China policy crosses several agencies of government, each with its own agenda, often operating at cross-purposes.
Adding to the complications are recent congressional trips to Taiwan, which achieve no constructive purpose and serve only to rile Beijing. Our military containment of an increasingly aggressive China is operating in its own realm, largely disconnected from the economic issues.
And given China’s ongoing dependence on vast coal power and production—it now emits about 60 percent more carbon dioxide than America and the EU combined—common interests on climate remain a fantasy. The grand bargain sought by some China doves seems more distant and improbable than ever.

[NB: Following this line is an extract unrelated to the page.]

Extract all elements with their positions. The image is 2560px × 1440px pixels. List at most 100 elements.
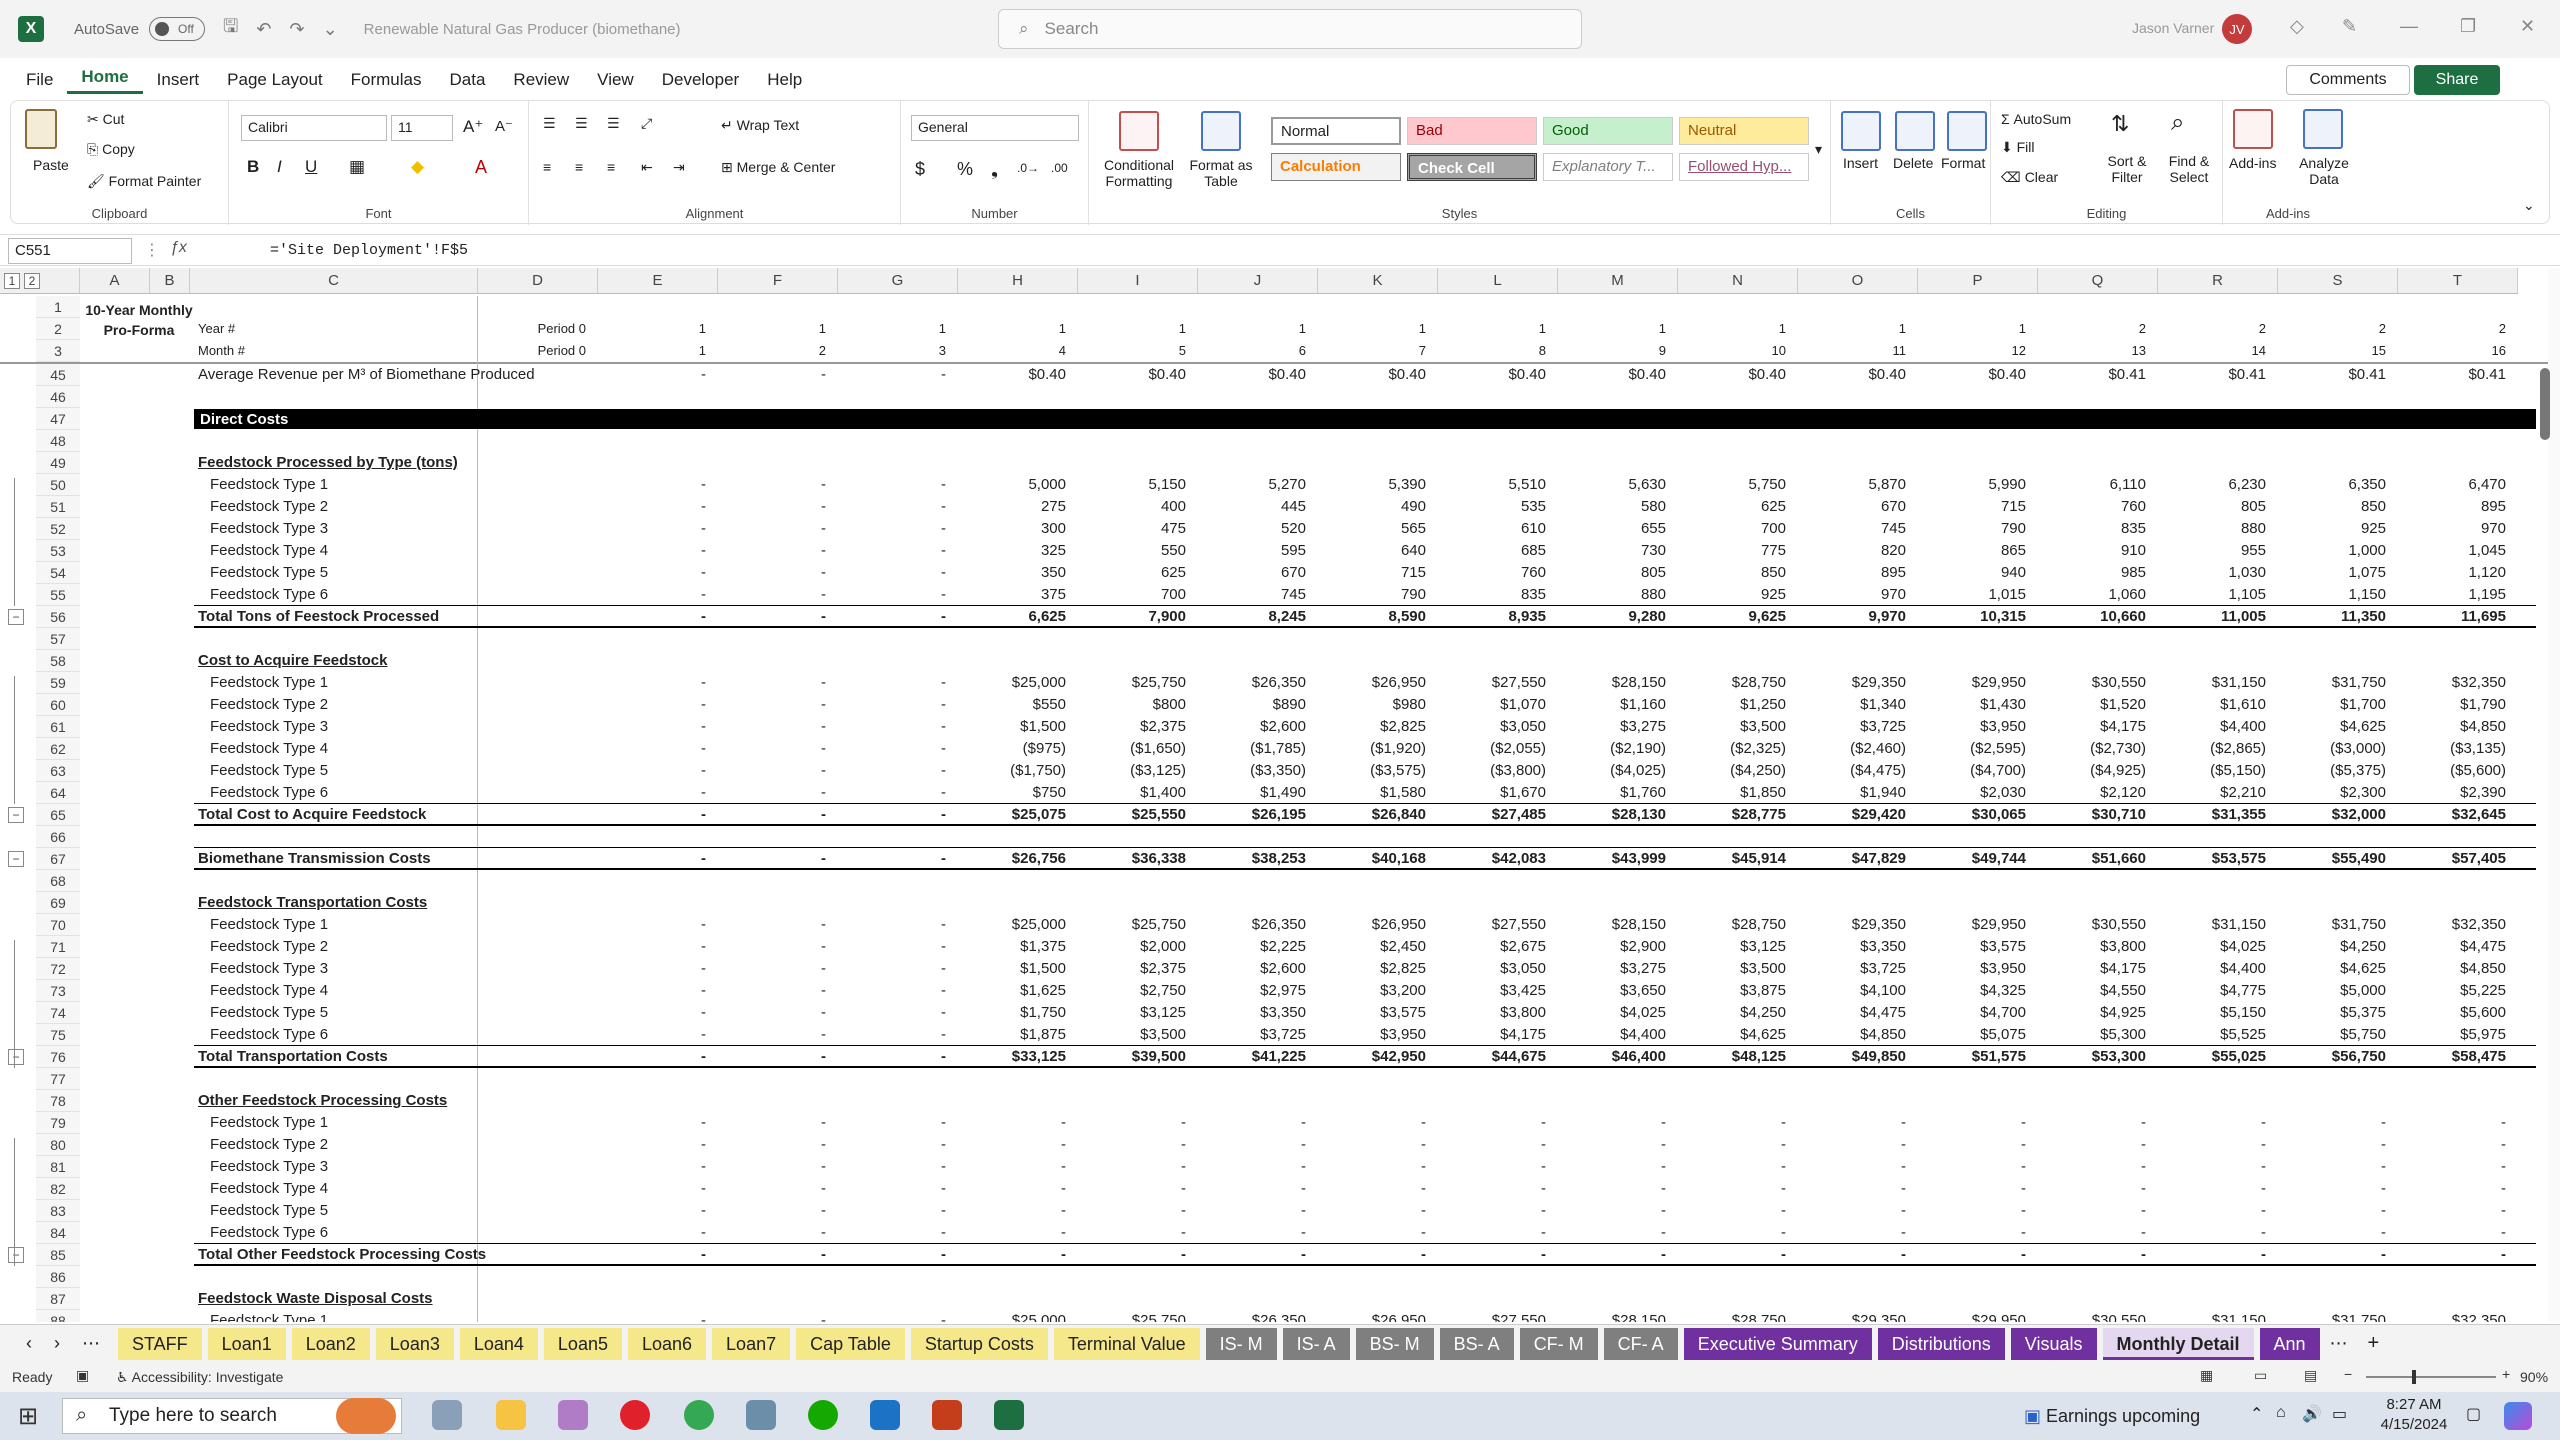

Meanwhile, the Chinese government has severe problems of its own. Its strategy of using province-wide lockdowns to contain COVID has had disastrous consequences both for China’s own economy and for China’s role as a global supplier. For reasons that remain somewhat mysterious it still has failed to properly vaccinate its senior population. As a result, supply chain bottlenecks continue.
One good idea has been proposed in testimony to the U.S.-China Commission by researcher Shehzad Qazi of China Beige Book International: Congress should require firms in critical industries to disclose their full list of suppliers to the Commerce Department, in order to create a China Supply Chain Dependency Tracker.
Bottom line: China policy crosses several agencies of government, each with its own agenda, often operating at cross-purposes. Beijing is very adept at playing off one against the other. It might not be a bad idea for the U.S. to have a more coherent and consistent China policy, with one senior official acting as coordinator.